(Vatican Radio) Thousands of unionized workers and newly-jobless demonstrated here
in Athens yesterday protesting the soaring rate of unemployment, five years into the
Greek economic crisis.
The police were expecting some violence, but almost
all the protests passed off without incident. Fears that yesterday’s Mayday rallies
could have been the trigger for a spring of rioting turned out to be unfounded.
Unemployment
in Greece has been climbing relentlessly for five years, until now it’s the European
Union’s highest at over 27 percent of the active workforce.
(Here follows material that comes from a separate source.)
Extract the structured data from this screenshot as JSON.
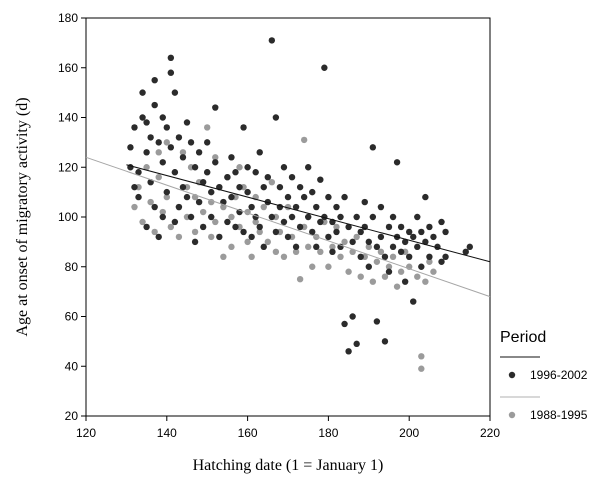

A staggering six out of
ten young working-age people between the ages of 15 and 24 are without a job, and
with little hope of getting one, even at the start of the tourist season.
Making
a personal appearance at the Athens rallies was Alexis Tsipras, the youthful leader
of the radical left Syriza party, which in the polls is running neck with the conservative-socialist
coalition government of Prime Minister Antonis Samaras. Tsipras warned that the anger
of a million and half jobless Greeks could topple the austerity measures mandated
by Greece’s creditors, the International Monetary Fund and the European Central Bank.
Samaras
himself has been upbeat lately, insisting that the worst of the austerity is over
and that foreign investment has already started trickling back into Greece. He can
also point to lack of violence in yesterday’s Mayday protests as showing that public
discontent is subsiding.
But as long as Greek joblessness remains the European
Union’s worst, Samaras will have to wage a constant struggle for popularity.